Civil servants and teachers have warned the government against delaying their April salaries.
Speaking through their respective unions, the government workers, who faced pay delays last month, said they had endured untold suffering and would not tolerate further hold-ups in their pay.
Union of Kenya Civil Servants (UKCS) and Kenya Union of Post Primary Education Teachers (Kuppet) warned of a nationwide strike if the government, which has acknowledged cash-flow problems but has vowed not to borrow to pay salaries, fails to process the payments on time.
The country is facing an unprecedented financial crisis that resulted in delays in the payment of March salaries for civil servants, members of Parliament and county employees. Government employees were told to brace themselves for more salary delays amid a worsening economic situation in the country.
Some county government workers are already on strike with the health sector the worst hit.
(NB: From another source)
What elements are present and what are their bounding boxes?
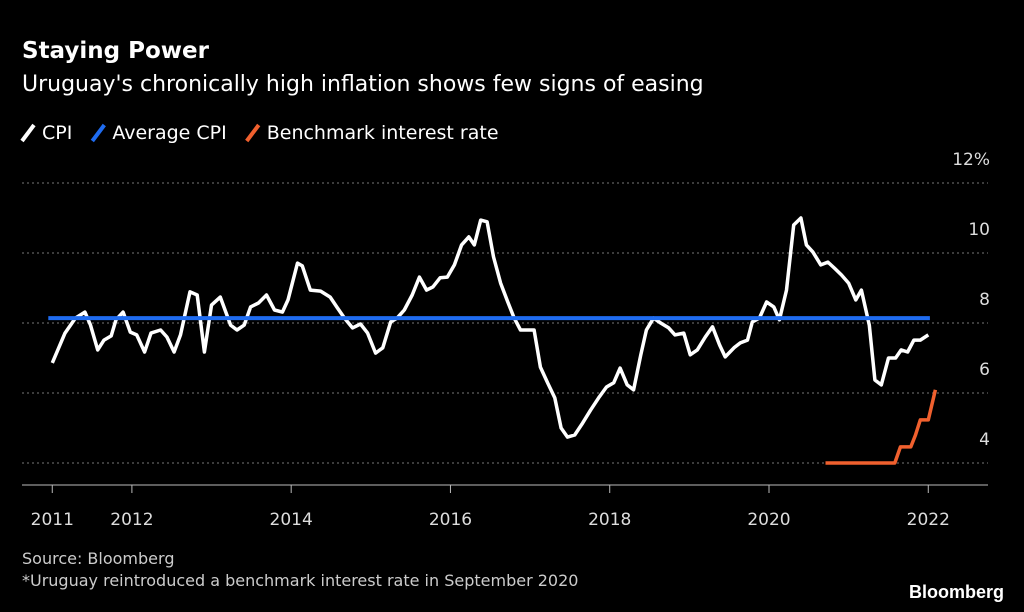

The National Treasury announced that the government is caught between under-performing revenues and limited access to finance due to a narrowing borrowing headroom.
But unions have dismissed this narrative, saying, the State has enough money to pay its employees. UKCS Secretary-General Tom Odege argued that taxes collected by the Kenya Revenue Authority should be used to pay salaries, noting that there has not been a decrease in revenue collection.
"We have not seen a decrease in revenue collection since the previous administration left office, therefore there is no reason at all for salary delays," Mr Odege, who is also the Nyatike MP, said.
Should the workers’ demands not be met, Mr Odege warned, “the government should prepare for a mega strike in July."
UKCS also asked for better terms of employment for its members. Mr Odege said salaries should be commensurate with the work that civil servants do.
He called on the government to review the salaries and allowances paid to all its workers to afford them a dignified standard of living.
"Some employees retire while they are still poor because of low salaries and pensions," Mr Odege said. According to the unionist, most retirees have been abandoned with no one thinking of the sacrifices they made in service to the public.
"When in public service, they milk you but when you retire they abandon you. All retirees should get medical insurance [paid for by the government] to cushion them from heavy hospital bills," Mr Odege said
Kuppet Secretary-General Akelo Misori told teachers to prepare to leave the class and go to the streets to demand for better terms of employment.
He said a nationwide teachers’ strike will begin next month should there be another salary delay. The unionist further revealed that he has reliable information that his members may be paid their April pay, as well as salaries for other months, in phases, a plan he said would not resolve the financial challenges faced by the tutors.
Should this happen, Kuppet instructed its members to get ready to go on strike and disrupt learning while schools were gearing up for the second term.
According to Mr Misori, most teachers are still struggling under the disruptions brought by Covid-19 pandemic and payment of salaries in bits will be a disadvantage to them. Mr Misori said teachers have a huge workload that they are trying to address and delayed salaries will complicate matters for them.
He said the curriculum was compressed after the pandemic and most teachers are trying to adjust to the changes.
"We do not expect teachers to open schools in May amidst salary delays. They should be paid on time and payment of salaries in phases as someone has hinted to us will not be taken lightly," the Kuppet boss said.
Homa Bay County Kuppet Executive Secretary Stephen Yogo and Chairman Jack Okoth said teachers were demoralised. The union, he said, is ready to engage in talks with the government to review their salaries.
Kuppet faulted the government for failing to fund the national drama and film festival as well as the science competition. Union officials claimed some teachers are stranded and unable to move to venues where the competition are being held.